1. Field of the Invention
The present invention relates to a synchronism detector circuit and more particularly to a synchronism detector circuit for deciding about states of synchronism between two a.c. voltages, from, for example, an uninterruptible power system (hereinafter to be referred to as CVCF) and the commercial power source.
2. Description of the Prior Art
As a synchronism detector circuit of this kind, the one as shown in FIG. 1 has so far been proposed. Referring to the drawing, numeral reference 1 denotes an inverter used as a CVCF, 2 denotes a commercial power source, and 3 denotes a differential amplifier for amplifying voltage difference between the inverter 1 and the commercial power source 2, the differential amplifier constituted of resistors 4a, 4b, 4c and an operational amplifier 5. Numeral references 6a, 6b denote comparators for comparing a standard signal Vf which provides a detection level with the signal output from the differential amplifier 3 to these comparators 6a and 6b, and 7 denotes an AND circuit for making AND operation for the output signals from the comparators 6a and 6b.
Operation of the circuit in FIG. 1 will be described below. The voltages from the inverter 1 and the commercial power source 2 both having a sinusoidal waveform are input to the differential amplifier 3 for detection of the voltage difference therebetween. When the inverter 1 and the commercial power source 2 are in synchronism, the voltages of the same are equal in amplitude and are in phase. Hence, the level of the output signal from the differential amplifier 3 becomes approximately 0 volt. When, on the other hand, the inverter 1 and the commercial power source 2 are not in synchronism, the output signal from the differential amplifier 3 does not become 0 volt, but becomes .+-. several volts. Such an output signal from the differential amplifier 3 and the reference signal Vf, which is for providing a detection allowance, are compared in the comparators 6a, 6b.
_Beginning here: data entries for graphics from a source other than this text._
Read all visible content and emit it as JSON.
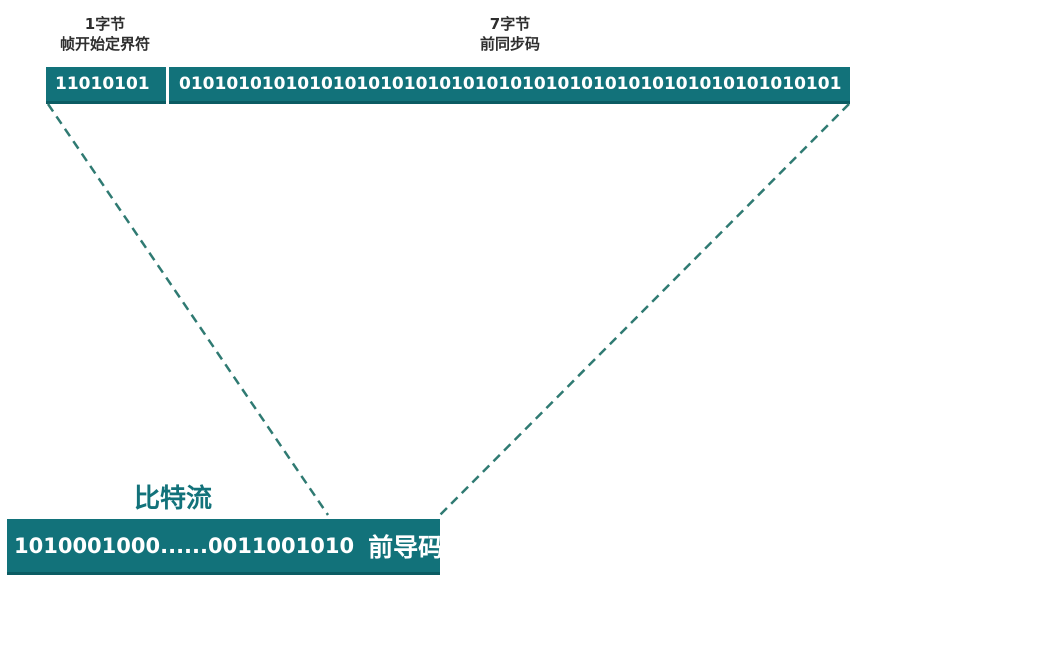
{
  "frame_fields": {
    "sfd": {
      "size": "1字节",
      "name": "帧开始定界符",
      "bits": "11010101"
    },
    "preamble_sync": {
      "size": "7字节",
      "name": "前同步码",
      "bits": "01010101010101010101010101010101010101010101010101010101"
    }
  },
  "bitstream": {
    "title": "比特流",
    "bits": "1010001000......0011001010",
    "tag": "前导码"
  },
  "colors": {
    "bar": "#12727a",
    "line": "#2f7a72"
  }
}
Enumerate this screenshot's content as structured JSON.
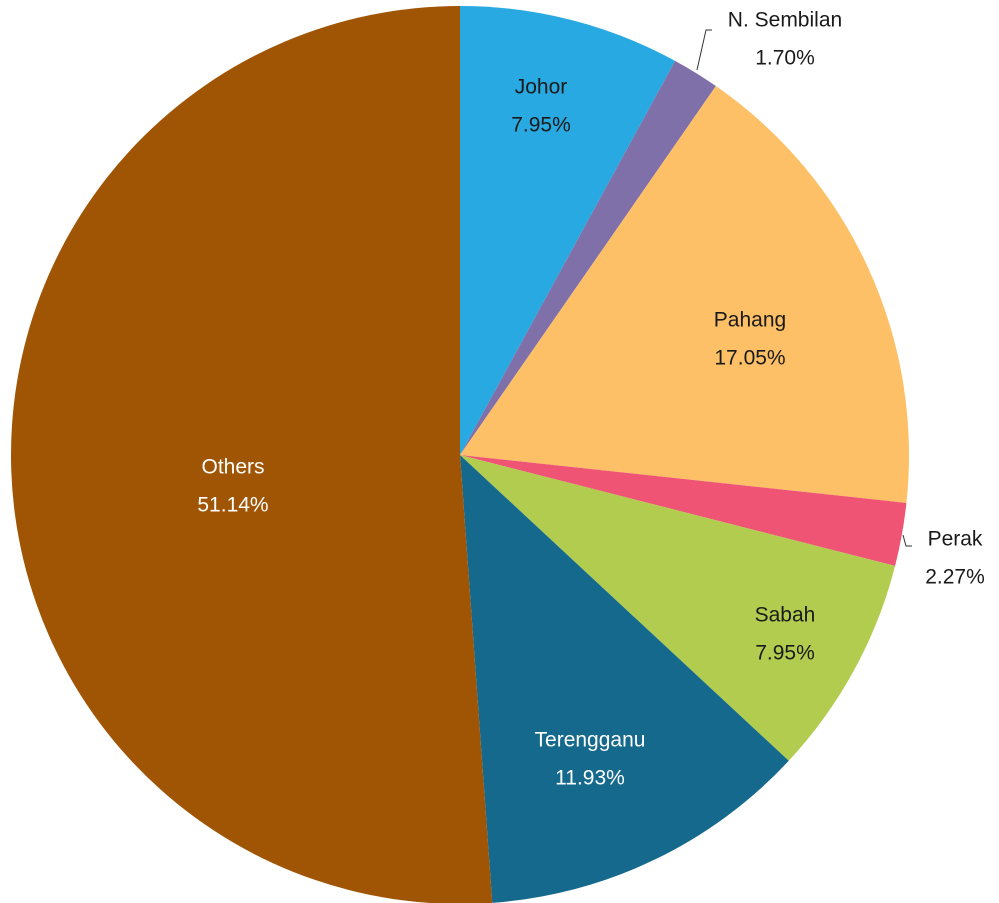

When the former is larger than Vf, or smaller than Vf, the output of the comparator 6a or 6b becomes L0, and therefore, the output of the AND circuit 7 becomes L0. The L0 state of the output of the AND circuit indicates that the inverter 1 and the commercial power source 2 are in asynchronism.
If a case of switching from the commercial power source to the CVCF is considered, the voltage of the CVCF should be leading by some degrees, in general, because the power source impedance of the CVCF is larger than that of the commercial power source. Therefore, even in such a condition, the state of synchronism should be decided to be "in synchronism" by the detector circuit. However, the prior art synchronism detector circuit had a disadvantage, because of its structure as described above, that it was unable to independently provide both the voltages with different synchronism detection allowances.